A visit to the Safford House
tells much about the early history of Tarpon Springs. Although the exact date
of its construction is not documented, its initial section is known to have
been completed by 1883. The original house was a one-story four-gable
unpainted dog trot house typical of central and north Florida buildings.
Constructed of virgin pine from the local sawmill, the house as built
contained a little less than 1000 square feet.
It was soon acquired by Anson P. K Safford, who moved to Tarpon Springs to represent Disston Enterprises. a firm developing its considerable land holdings in the area. Safford formed the Lake Butler Villa Company to market the 20,000 acres that Disston had acquired in what is now southern Pasco, Hillsborough and Pinellas counties.
When Safford and his family, consisting of his wife, two teenage children, three-year-old daughter, and her governess, moved into the little house, it soon became apparent that they would need more room. It was decided that a second floor would solve the space problem.
By lifting the roof structure, second floor walls and floors were added underneath creating a two story house. The new floor joists were then dropped 18" below the original top plates to create high ceilings on both levels. A photograph taken about 1887 shows the house with a belvedere observation tower added to the southernmost ridge, a heavy crown mold to the roof fascia, a wrap-around covered porch on the ground level, and a Victorian gingerbread handrail around the deck above.

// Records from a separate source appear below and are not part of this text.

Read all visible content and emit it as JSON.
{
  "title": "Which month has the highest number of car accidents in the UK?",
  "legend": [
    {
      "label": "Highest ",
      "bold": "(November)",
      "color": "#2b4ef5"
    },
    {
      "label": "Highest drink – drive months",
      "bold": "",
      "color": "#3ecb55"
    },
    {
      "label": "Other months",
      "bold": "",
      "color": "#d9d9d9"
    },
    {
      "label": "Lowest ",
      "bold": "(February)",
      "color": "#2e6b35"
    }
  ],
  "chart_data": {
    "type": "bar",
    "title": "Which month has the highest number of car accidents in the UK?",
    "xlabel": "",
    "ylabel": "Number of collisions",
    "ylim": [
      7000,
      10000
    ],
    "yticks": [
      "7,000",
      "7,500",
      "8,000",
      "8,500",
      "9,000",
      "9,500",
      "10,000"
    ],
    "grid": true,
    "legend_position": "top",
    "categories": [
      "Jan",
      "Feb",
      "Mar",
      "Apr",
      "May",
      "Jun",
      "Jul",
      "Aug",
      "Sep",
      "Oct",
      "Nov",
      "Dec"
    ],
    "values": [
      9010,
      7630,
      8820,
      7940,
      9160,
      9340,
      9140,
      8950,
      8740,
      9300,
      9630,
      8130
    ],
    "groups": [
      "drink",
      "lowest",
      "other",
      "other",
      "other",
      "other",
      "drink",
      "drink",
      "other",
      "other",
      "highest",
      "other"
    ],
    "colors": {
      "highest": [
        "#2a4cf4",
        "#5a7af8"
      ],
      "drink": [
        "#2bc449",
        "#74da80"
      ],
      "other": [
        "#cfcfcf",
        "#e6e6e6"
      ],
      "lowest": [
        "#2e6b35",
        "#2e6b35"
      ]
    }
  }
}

The house also now included a shed roofed addition on the north side while a pergola is evident to the south. A glance at the roof reveals that two dormers had been added by this time, and the three roof ridges show cresting with finials at the four gables.
The area was growing rapidly. By 1887 there were 19 buildings, a new railroad depot, three stores, three churches, and a school. A new lighthouse was shining out on Anclote Key. On February 12, 1887 the town was incorporated at a meeting held in the schoolhouse,
Safford had enlarged the house sufficiently to give his sister her own room in this more spacious home of 10 rooms. The arrival of Dr. Mary Jane Safford added a new dimension to the house as well as to the town and the state for she was the first female physician to practice in Florida.
In December 1891, Safford and his sister died just a week apart. His widow remained active in the social functions of the town and lived in Tarpon Springs until her death in 1931.
Around 1900 she sold the lot on which the house was located to wealthy industrialist George Clemson, and by 1903 the Safford House was moved to its present location approximately 100 yards to the west. In addition, it was turned about 90 degrees from its original orientation.
About 1910 the Safford House became a rooming house, known as The Miramar, operated by the Meres family. During this period the house underwent many changes. The roof, originally cypress or cedar shakes, gave way to a metal roof. Additions to the west were made closing in the open porches upstairs and down.
In the 1950s, attempts were made to "restore" the house by installing galvanized wrought iron handrails and a pair of entry doors.
In 1975 the house was placed on the National Register of Historic Places by the United States Department of the Interior.
The Safford House was acquired by the City of Tarpon Springs in 1994. It has undergone extensive restoration that returned it to its appearance in 1893. The house will serve the community as a cultural and historical resource. The Safford House is open for drop-in visitors Wednesday and Friday from 11 AM - 3 PM and other times by appointment. The Safford House is located at 23 Parkin Court, just off Grand Blvd.